Builds a new %Req.Request{} for Athena requests.

Request Options

  • :access_key_id - Required. The Access Key ID from AWS credentials.

  • :secret_access_key - Required. The Secret Access Key from AWS credentials.

  • :token - Optional. The Session Token from AWS credentials.

  • :region - Required. The AWS region where AWS Athena is installed.

  • :database - Required. The AWS Athena database name.

  • :output_location - Optional. The S3 URL location to output AWS Athena query results. Results will be saved as Parquet and loaded with Explorer only if this option is given.

  • :workgroup - Conditional. The AWS Athena workgroup.

  • :cache_query - Optional. Forces a non-cached result from AWS Athena.

  • :format - Optional. The output format. Can be one of:

    • :none (default) - return decoded API response from Athena.

    • :csv - return contents of the CSV file.

    • :json - return contents of the JSON file.

      Note: Req by default automatically decodes JSON response body (Req.Steps.decode_body/1 step) and to prevent it from doing so, set decode_body: false.

    • :explorer - return contents in parquet format, lazy loaded into Explorer data frame.

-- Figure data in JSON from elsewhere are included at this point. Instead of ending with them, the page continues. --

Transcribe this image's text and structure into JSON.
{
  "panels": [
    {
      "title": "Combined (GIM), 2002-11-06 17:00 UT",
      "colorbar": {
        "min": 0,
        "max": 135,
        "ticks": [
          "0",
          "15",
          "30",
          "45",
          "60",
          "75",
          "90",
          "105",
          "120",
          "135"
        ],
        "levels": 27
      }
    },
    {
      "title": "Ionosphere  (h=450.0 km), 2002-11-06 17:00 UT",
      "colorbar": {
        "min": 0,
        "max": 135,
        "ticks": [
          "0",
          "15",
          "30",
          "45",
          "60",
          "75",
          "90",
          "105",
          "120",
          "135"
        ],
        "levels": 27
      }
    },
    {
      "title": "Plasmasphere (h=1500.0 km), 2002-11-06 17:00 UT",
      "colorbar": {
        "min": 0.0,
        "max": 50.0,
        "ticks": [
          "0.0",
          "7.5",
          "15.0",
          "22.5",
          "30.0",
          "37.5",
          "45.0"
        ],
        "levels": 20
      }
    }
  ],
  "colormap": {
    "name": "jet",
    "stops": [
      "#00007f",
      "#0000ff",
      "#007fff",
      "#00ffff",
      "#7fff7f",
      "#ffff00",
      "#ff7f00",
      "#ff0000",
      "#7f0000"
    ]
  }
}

    There are some limitations when using the :json and :explorer format. First, you need to install Explorer in order to use the :explorer format. Second, when using these format, you always need to provide a different output location. See the UNLOAD command docs for more details.

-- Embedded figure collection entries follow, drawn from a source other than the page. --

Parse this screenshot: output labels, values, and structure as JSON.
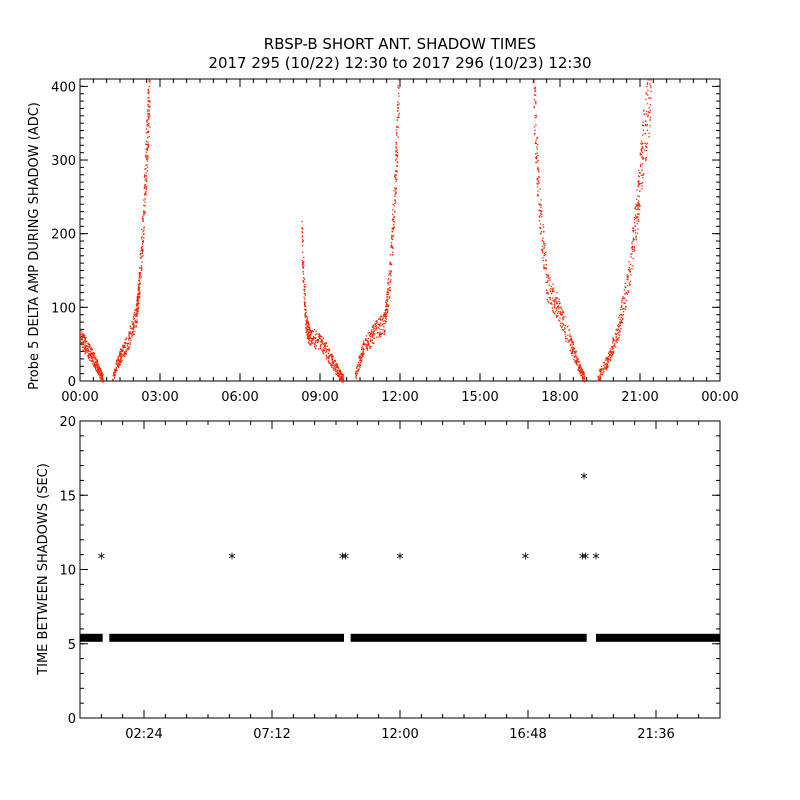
{
  "title": {
    "line1": "RBSP-B SHORT ANT. SHADOW TIMES",
    "line2": "2017 295 (10/22) 12:30 to 2017 296 (10/23) 12:30"
  },
  "colors": {
    "data_red": "#ff2200",
    "axis": "#000000",
    "background": "#ffffff"
  },
  "chart_data": [
    {
      "type": "scatter",
      "ylabel": "Probe 5 DELTA AMP DURING SHADOW (ADC)",
      "xlabel": "",
      "x_unit": "hours",
      "xlim": [
        0,
        24
      ],
      "ylim": [
        0,
        410
      ],
      "x_ticks": [
        0,
        3,
        6,
        9,
        12,
        15,
        18,
        21,
        24
      ],
      "x_tick_labels": [
        "00:00",
        "03:00",
        "06:00",
        "09:00",
        "12:00",
        "15:00",
        "18:00",
        "21:00",
        "00:00"
      ],
      "y_ticks": [
        0,
        100,
        200,
        300,
        400
      ],
      "y_tick_labels": [
        "0",
        "100",
        "200",
        "300",
        "400"
      ],
      "marker": "dot",
      "color": "#ff2200",
      "series": [
        {
          "segments": [
            {
              "x": [
                0.0,
                0.25,
                0.5,
                0.7,
                0.85
              ],
              "y": [
                60,
                45,
                30,
                15,
                2
              ]
            },
            {
              "x": [
                1.2,
                1.5,
                1.8,
                2.1,
                2.2,
                2.35,
                2.5,
                2.6
              ],
              "y": [
                5,
                35,
                55,
                90,
                130,
                210,
                330,
                400
              ]
            },
            {
              "x": [
                8.3,
                8.45,
                8.6,
                9.0,
                9.4,
                9.7,
                9.85
              ],
              "y": [
                200,
                80,
                60,
                55,
                30,
                10,
                3
              ]
            },
            {
              "x": [
                10.3,
                10.6,
                11.0,
                11.4,
                11.6,
                11.8,
                11.95
              ],
              "y": [
                5,
                45,
                65,
                80,
                140,
                260,
                400
              ]
            },
            {
              "x": [
                17.0,
                17.2,
                17.5,
                17.9,
                18.4,
                18.7,
                18.9
              ],
              "y": [
                400,
                240,
                130,
                100,
                50,
                20,
                4
              ]
            },
            {
              "x": [
                19.4,
                19.8,
                20.2,
                20.6,
                20.9,
                21.1,
                21.4
              ],
              "y": [
                5,
                30,
                75,
                150,
                240,
                320,
                400
              ]
            }
          ]
        }
      ]
    },
    {
      "type": "scatter",
      "ylabel": "TIME BETWEEN SHADOWS (SEC)",
      "xlabel": "",
      "x_unit": "hours",
      "xlim": [
        0,
        24
      ],
      "ylim": [
        0,
        20
      ],
      "x_ticks": [
        2.4,
        7.2,
        12.0,
        16.8,
        21.6
      ],
      "x_tick_labels": [
        "02:24",
        "07:12",
        "12:00",
        "16:48",
        "21:36"
      ],
      "y_ticks": [
        0,
        5,
        10,
        15,
        20
      ],
      "y_tick_labels": [
        "0",
        "5",
        "10",
        "15",
        "20"
      ],
      "marker": "asterisk",
      "color": "#000000",
      "series": [
        {
          "baseline_value": 5.4,
          "baseline_ranges": [
            [
              0.0,
              0.85
            ],
            [
              1.1,
              9.9
            ],
            [
              10.15,
              19.0
            ],
            [
              19.35,
              24.0
            ]
          ],
          "x": [
            0.8,
            5.7,
            9.85,
            9.95,
            12.0,
            16.7,
            18.85,
            18.95,
            19.35,
            18.9
          ],
          "y": [
            10.8,
            10.8,
            10.8,
            10.8,
            10.8,
            10.8,
            10.8,
            10.8,
            10.8,
            16.2
          ]
        }
      ]
    }
  ]
}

  • :output_compression - Optional. Sets the Parquet compression format and level for the output when using the Explorer output format. This can be a string, like "gzip", or a tuple with {format, level}, like: {"ZSTD", 4}. By default this is nil, which means that for Parquet (the format that Explorer uses) this is going to be "gzip".

There is a limitation of Athena that requires the :output_location to be present for every query that outputs to a format other than "CSV". So we append "results" to the :output_location to make the partition files be saved there.

Conditional fields must always be defined, and can be one of the fields or both.

Link to this function

query(req, sql_query, sql_query_params \\ [], opts \\ [])

View Source
@spec query(Req.Request.t(), binary(), list(), Keyword.t()) ::
  {:ok, Req.Response.t()} | {:error, Exception.t()}

Performs a query against the Athena API.

The SQL query can container ? placeholders and sql_query_params is a list of corresponding values.

This function accepts the same options as new/1.

Examples

With plain query:

iex> opts = [
...>   access_key_id: System.fetch_env!("AWS_ACCESS_KEY_ID"),
...>   secret_access_key: System.fetch_env!("AWS_SECRET_ACCESS_KEY"),
...>   region: System.fetch_env!("AWS_REGION"),
...>   database: "default",
...>   output_location: System.fetch_env!("AWS_ATHENA_OUTPUT_LOCATION")
...> ]
iex> req = ReqAthena.new(opts)
iex> query = "SELECT id, type, tags, members, timestamp, visible FROM planet WHERE id = 470454 and type = 'relation'"
iex> ReqAthena.query!(req, query, [], format: :json).body
%{
  "id" => 470454,
  "members" => [
    %{"ref" => 670007839, "role" => "", "type" => "node"},
    %{"ref" => 670007840, "role" => "", "type" => "node"}
  ],
  "tags" => %{
    "name" => "Mérignac A",
    "network" => "NTF-5",
    "ref" => "17229A",
    "site" => "geodesic",
    "source" => "©IGN 2010 dans le cadre de la cartographie réglementaire",
    "type" => "site",
    "url" => "http://geodesie.ign.fr/fiches/index.php?module=e&action=fichepdf&source=carte&sit_no=17229A"
  },
  "timestamp" => "2017-01-21 12:51:34",
  "type" => "relation",
  "visible" => true
}

With parameterized query:

iex> opts = [
...>   access_key_id: System.fetch_env!("AWS_ACCESS_KEY_ID"),
...>   secret_access_key: System.fetch_env!("AWS_SECRET_ACCESS_KEY"),
...>   region: System.fetch_env!("AWS_REGION"),
...>   database: "default",
...>   output_location: System.fetch_env!("AWS_ATHENA_OUTPUT_LOCATION")
...> ]
iex> req = ReqAthena.new(opts)
iex> query = "SELECT id, type FROM planet WHERE id = ? and type = ?"
iex> ReqAthena.query!(req, query, [239_970_142, "node"], format: :json).body
[%{"id" => 239970142, "type" => "node"}]
Link to this function

query!(req, sql_query, sql_query_params \\ [], opts \\ [])

View Source
@spec query!(Req.Request.t(), binary(), list(), Keyword.t()) :: Req.Response.t()

Same as query/4, but raises in case of error.